La profesora chilena de filosofía Aïcha Liviana Messina, que ha analizado diferentes discursos filosóficos sobre la pandemia, hace una reflexión muy pertinente. Tanto estas posiciones, que denomina aristocráticas y heroicas, como las que, ligadas al pánico, sucumben al autoritarismo, tienen en común la eliminación del virus. Unas lo ignoran, haciendo ver que no es más que una gripe cualquiera, una excusa del sistema para controlar todavía más impunemente a los ciudadanos. Las otras lo pintan como un enemigo militar contra el que es preciso luchar uniformados y con discursos bélicos.

Habría que preguntarse cómo queremos equilibrar la seguridad con la libertad, los derechos con la responsabilidad, la muerte con la vida

La cuestión que unos y otros ignoran es que el virus, la amenaza en forma de patógeno, la lucha constante para vivir sanos (no para sobrevivir), es la norma. La enfermedad es una realidad. La muerte es una realidad. El sufrimiento, el miedo, la desgracia, también. Si algo provoca la pandemia es acercar conceptos que sólo son la norma para unos cuantos. Democratiza el dolor, la insolencia. Pero uno y otra no son una excepción.
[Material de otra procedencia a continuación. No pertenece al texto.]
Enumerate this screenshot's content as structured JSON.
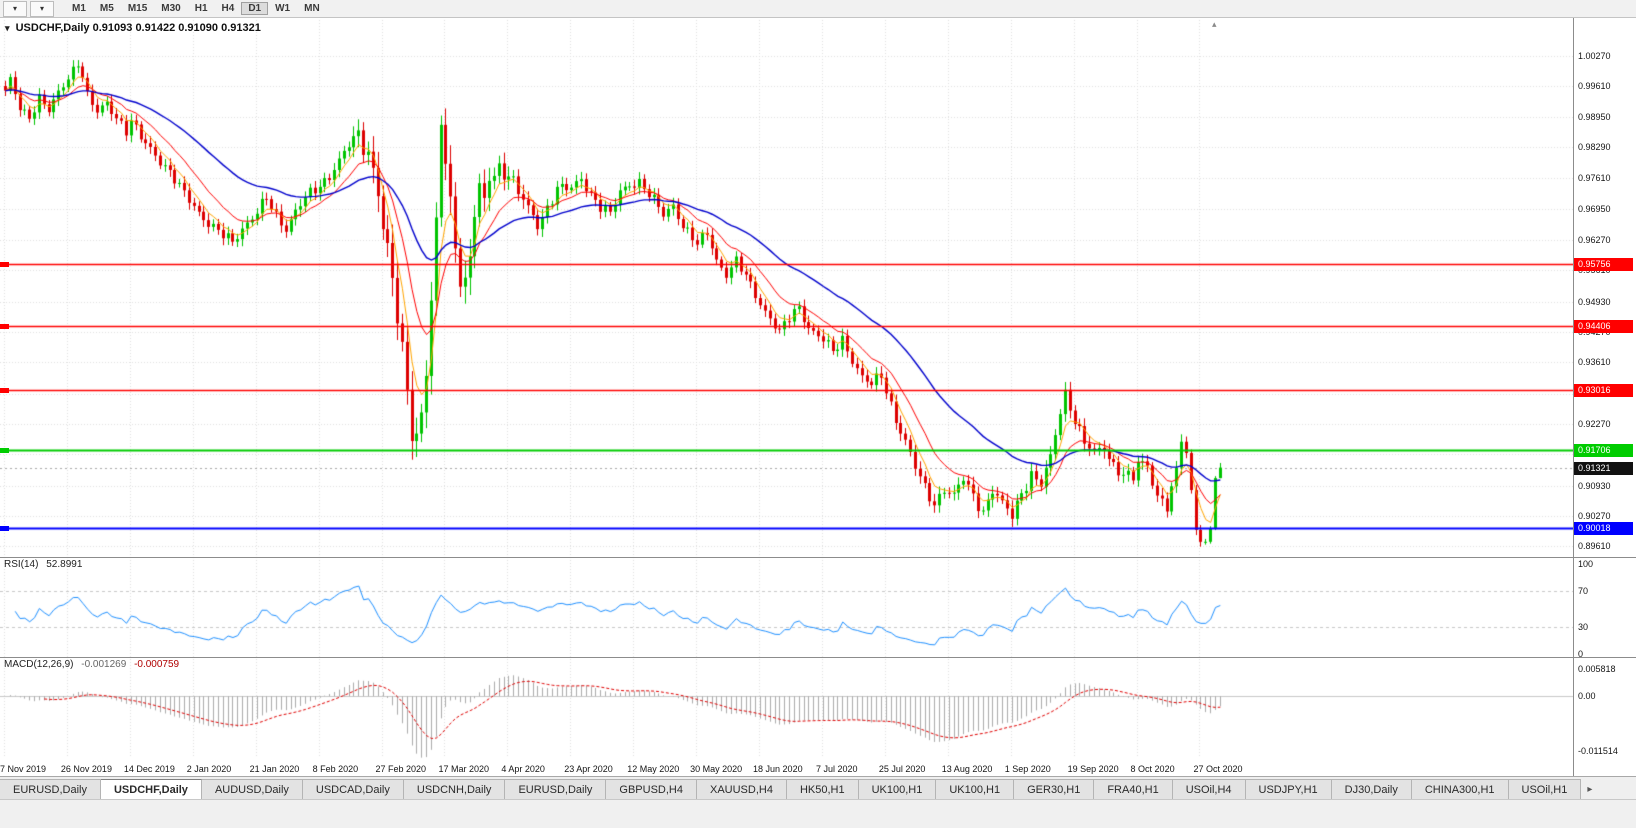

Compartamos la realidad, sacándonos la venda de los ojos, sintiendo en carne propia la falacia de la libertad individual, inexistente si no está dotada de otros elementos. En este punto cabe preguntarse cómo queremos gestionar esta situación colectivamente. Cómo queremos equilibrar la seguridad con la libertad, los derechos con la responsabilidad, la muerte con la vida.
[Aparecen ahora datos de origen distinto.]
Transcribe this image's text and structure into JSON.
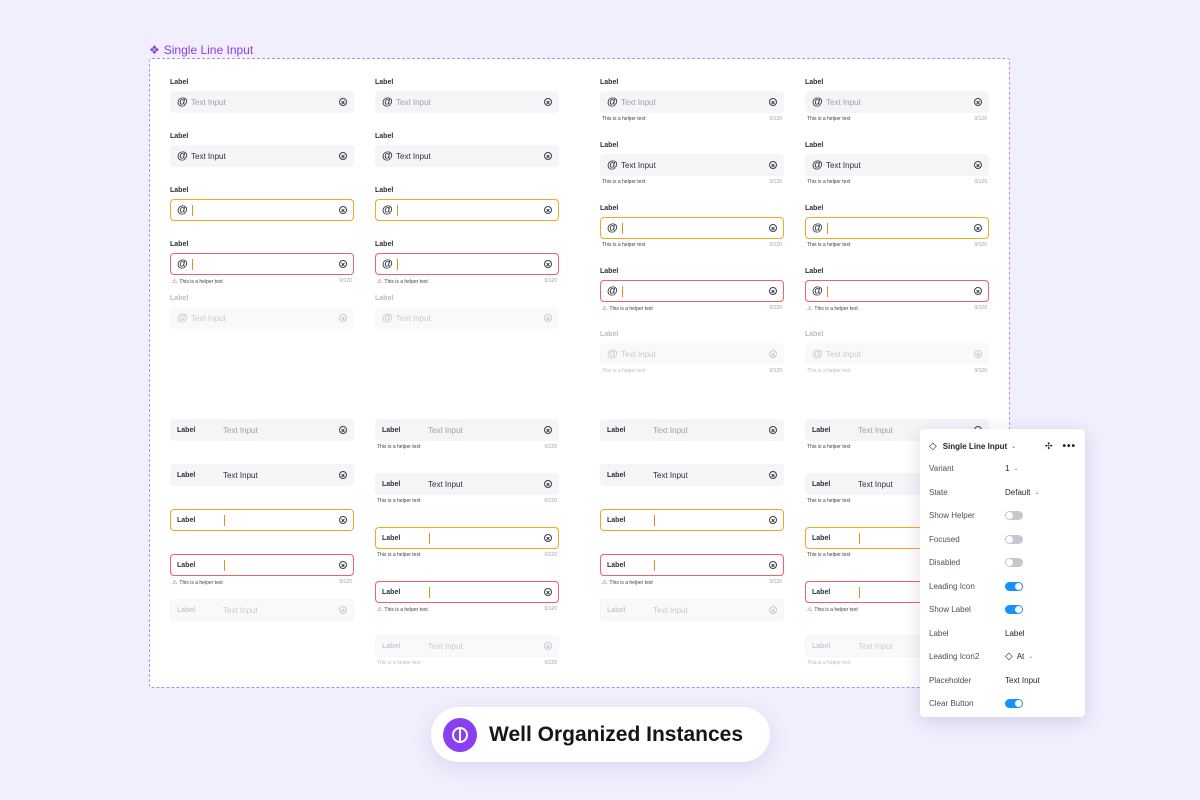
{
  "frame": {
    "title": "Single Line Input"
  },
  "field": {
    "label": "Label",
    "placeholder": "Text Input",
    "value": "Text Input",
    "helper": "This is a helper text",
    "counter": "0/120"
  },
  "panel": {
    "title": "Single Line Input",
    "rows": [
      {
        "key": "Variant",
        "value": "1"
      },
      {
        "key": "State",
        "value": "Default"
      },
      {
        "key": "Show Helper",
        "toggle": false
      },
      {
        "key": "Focused",
        "toggle": false
      },
      {
        "key": "Disabled",
        "toggle": false
      },
      {
        "key": "Leading Icon",
        "toggle": true
      },
      {
        "key": "Show Label",
        "toggle": true
      },
      {
        "key": "Label",
        "value": "Label"
      },
      {
        "key": "Leading Icon2",
        "value": "At"
      },
      {
        "key": "Placeholder",
        "value": "Text Input"
      },
      {
        "key": "Clear Button",
        "toggle": true
      }
    ]
  },
  "badge": {
    "text": "Well Organized Instances"
  },
  "colors": {
    "accent": "#8a3ff0",
    "focus": "#f5a623",
    "error": "#f0606a",
    "toggle_on": "#1890ff"
  }
}
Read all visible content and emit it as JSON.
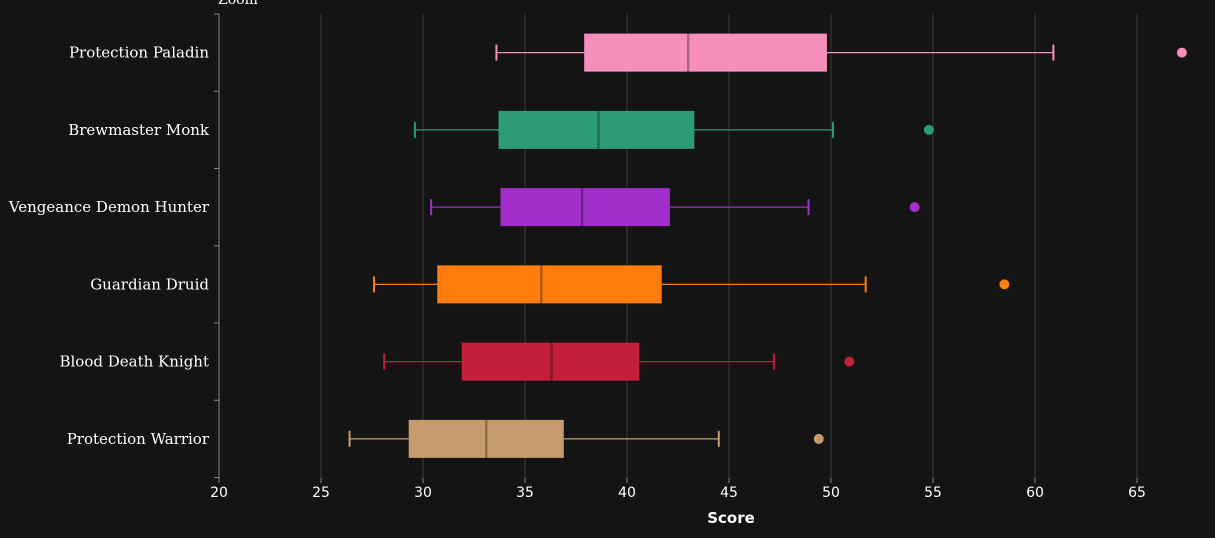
{
  "partial_top_label": "Zoom",
  "chart_data": {
    "type": "boxplot",
    "orientation": "horizontal",
    "xlabel": "Score",
    "xlim": [
      20,
      67.5
    ],
    "xticks": [
      20,
      25,
      30,
      35,
      40,
      45,
      50,
      55,
      60,
      65
    ],
    "grid": true,
    "series": [
      {
        "name": "Protection Paladin",
        "color": "#f78fbd",
        "min": 33.6,
        "q1": 37.9,
        "median": 43.0,
        "q3": 49.8,
        "max": 60.9,
        "outliers": [
          67.2
        ]
      },
      {
        "name": "Brewmaster Monk",
        "color": "#2b9c77",
        "min": 29.6,
        "q1": 33.7,
        "median": 38.6,
        "q3": 43.3,
        "max": 50.1,
        "outliers": [
          54.8
        ]
      },
      {
        "name": "Vengeance Demon Hunter",
        "color": "#a22fcb",
        "min": 30.4,
        "q1": 33.8,
        "median": 37.8,
        "q3": 42.1,
        "max": 48.9,
        "outliers": [
          54.1
        ]
      },
      {
        "name": "Guardian Druid",
        "color": "#ff7d0d",
        "min": 27.6,
        "q1": 30.7,
        "median": 35.8,
        "q3": 41.7,
        "max": 51.7,
        "outliers": [
          58.5
        ]
      },
      {
        "name": "Blood Death Knight",
        "color": "#c41f3b",
        "min": 28.1,
        "q1": 31.9,
        "median": 36.3,
        "q3": 40.6,
        "max": 47.2,
        "outliers": [
          50.9
        ]
      },
      {
        "name": "Protection Warrior",
        "color": "#c69c6e",
        "min": 26.4,
        "q1": 29.3,
        "median": 33.1,
        "q3": 36.9,
        "max": 44.5,
        "outliers": [
          49.4
        ]
      }
    ]
  }
}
También sería interesante desplegar el concepto de libertad y dejar de vociferarlo hueco de contenido. Libertad de quién. Libertad para qué. Libertad desde dónde. Yo, con apoyo económico, salud y afectos, puedo ser libre. ¿Puede serlo alguien que pasa hambre? ¿Puede serlo alguien a quien su salud no le permite hacer realidad sus deseos? ¿Puede serlo alguien sin amor, desprovisto de afectos? ¿Hablamos de la libertad del pobre, del enfermo, del olvidado, o hablamos de la nuestra, la que podemos ejercer escogiendo película en Netflix en lugar de hacer cola en el cine?

Dejemos de vociferar un concepto de libertad sin contenido. ¿Puede ser libre alguien a quien su salud no le permite hacer realidad sus deseos?
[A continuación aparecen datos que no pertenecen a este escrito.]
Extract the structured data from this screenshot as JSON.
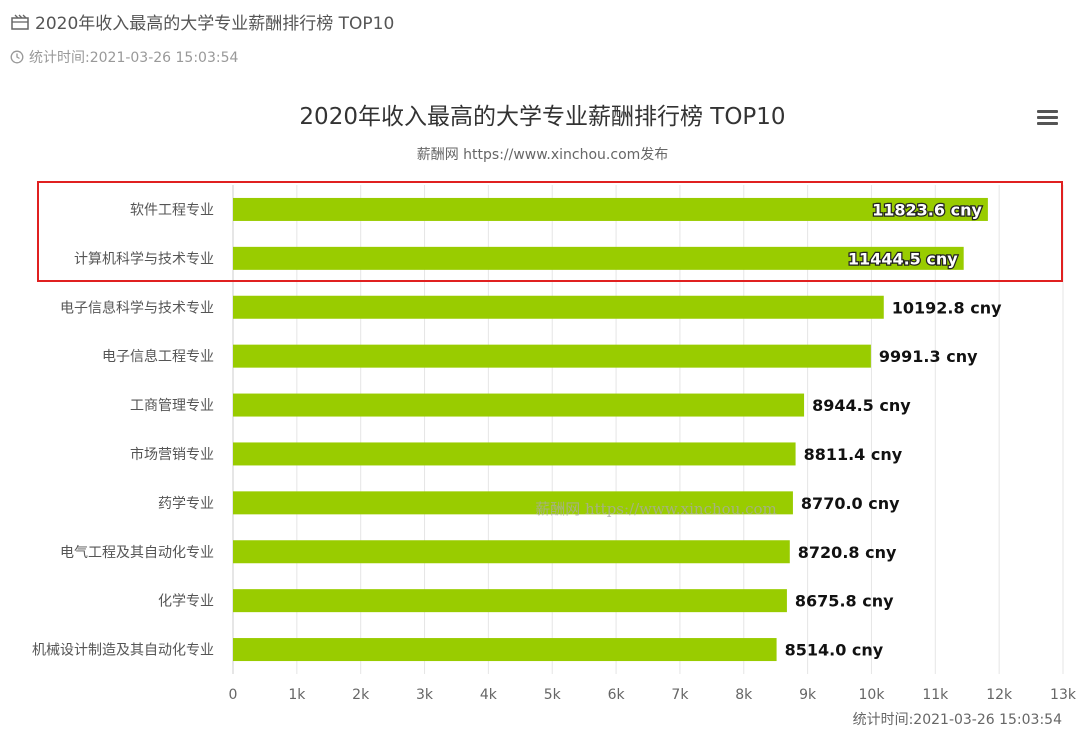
{
  "header": {
    "title": "2020年收入最高的大学专业薪酬排行榜 TOP10",
    "title_icon": "calendar-icon",
    "time": "统计时间:2021-03-26 15:03:54",
    "time_icon": "clock-icon"
  },
  "chart": {
    "menu_icon": "hamburger-menu-icon",
    "footer_time": "统计时间:2021-03-26 15:03:54"
  },
  "chart_data": {
    "type": "bar",
    "orientation": "horizontal",
    "title": "2020年收入最高的大学专业薪酬排行榜 TOP10",
    "subtitle": "薪酬网 https://www.xinchou.com发布",
    "watermark": "薪酬网 https://www.xinchou.com",
    "categories": [
      "软件工程专业",
      "计算机科学与技术专业",
      "电子信息科学与技术专业",
      "电子信息工程专业",
      "工商管理专业",
      "市场营销专业",
      "药学专业",
      "电气工程及其自动化专业",
      "化学专业",
      "机械设计制造及其自动化专业"
    ],
    "values": [
      11823.6,
      11444.5,
      10192.8,
      9991.3,
      8944.5,
      8811.4,
      8770.0,
      8720.8,
      8675.8,
      8514.0
    ],
    "data_labels": [
      "11823.6 cny",
      "11444.5 cny",
      "10192.8 cny",
      "9991.3 cny",
      "8944.5 cny",
      "8811.4 cny",
      "8770.0 cny",
      "8720.8 cny",
      "8675.8 cny",
      "8514.0 cny"
    ],
    "xlim": [
      0,
      13000
    ],
    "xticks": [
      "0",
      "1k",
      "2k",
      "3k",
      "4k",
      "5k",
      "6k",
      "7k",
      "8k",
      "9k",
      "10k",
      "11k",
      "12k",
      "13k"
    ],
    "grid": true,
    "colors": {
      "bar": "#99cc00",
      "grid": "#e6e6e6",
      "highlight_box": "#e02020"
    },
    "highlighted_categories": [
      0,
      1
    ]
  }
}
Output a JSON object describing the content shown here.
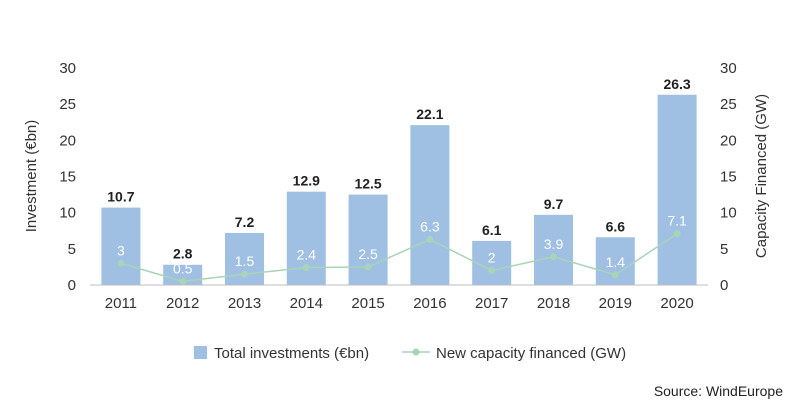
{
  "chart_data": {
    "type": "bar",
    "categories": [
      "2011",
      "2012",
      "2013",
      "2014",
      "2015",
      "2016",
      "2017",
      "2018",
      "2019",
      "2020"
    ],
    "series": [
      {
        "name": "Total investments (€bn)",
        "type": "bar",
        "axis": "left",
        "values": [
          10.7,
          2.8,
          7.2,
          12.9,
          12.5,
          22.1,
          6.1,
          9.7,
          6.6,
          26.3
        ],
        "color": "#9fbfe3"
      },
      {
        "name": "New capacity financed (GW)",
        "type": "line",
        "axis": "right",
        "values": [
          3,
          0.5,
          1.5,
          2.4,
          2.5,
          6.3,
          2,
          3.9,
          1.4,
          7.1
        ],
        "color": "#a8d4b8"
      }
    ],
    "ylabel": "Investment (€bn)",
    "y2label": "Capacity Financed (GW)",
    "ylim": [
      0,
      30
    ],
    "y2lim": [
      0,
      30
    ],
    "yticks": [
      "0",
      "5",
      "10",
      "15",
      "20",
      "25",
      "30"
    ],
    "y2ticks": [
      "0",
      "5",
      "10",
      "15",
      "20",
      "25",
      "30"
    ],
    "grid": false,
    "legend_position": "bottom"
  },
  "source": "Source: WindEurope"
}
Otro argumento debatido es el de la lucha contra el paternalismo institucional. Sería bueno que quien lo critica no se muestre como un ciudadano infantilizado: egoísta, caprichoso, incapaz de entender el sentido colectivo. Sería bueno que actuara como un adulto responsable de si mismo y de otros, consciente de que no es más que un humano rodeado de millones de humanos de los que no está por encima de ninguno. Quizás así, cuando gritamos que no queremos ser mandados hasta el extremo por la institución, marcados y castigados cuando no seguimos la norma, podemos ofrecer algún contrapunto interesante más allá de una rabieta.

Sobre el propio concepto de libertad y su pérdida a raíz de la declaración del estado de alarma conviene recordar aquello del dedo y la luna. El objeto de análisis y crítica no es la pandemia y cómo se gestiona, sino la soberanía de los estados. Este estado de alarma, que dispone desde las instituciones de unos derechos que consideremos nuestros, no es más que la misma naturaleza de un estado liberal moderno. La excepción no es más que la máxima expresión del estado que evidencia su soberanía, su potestad, para decidir lo que está permitido o no, qué es legal y qué no. La libertad "natural", desprovista de gobierno, no existe. Si queremos hablar de libertades y derechos, habrá que hacerlo más allá de la covid-19. Tendremos que cuestionar el Estado y su soberanía. ¿Estamos preparados para hacerlo?

Sheila Marín Garcia es investigadora en Criminología Crítica en el Observatorio del Sistema Penal y los Derechos Humanos, Universidad de Barcelona.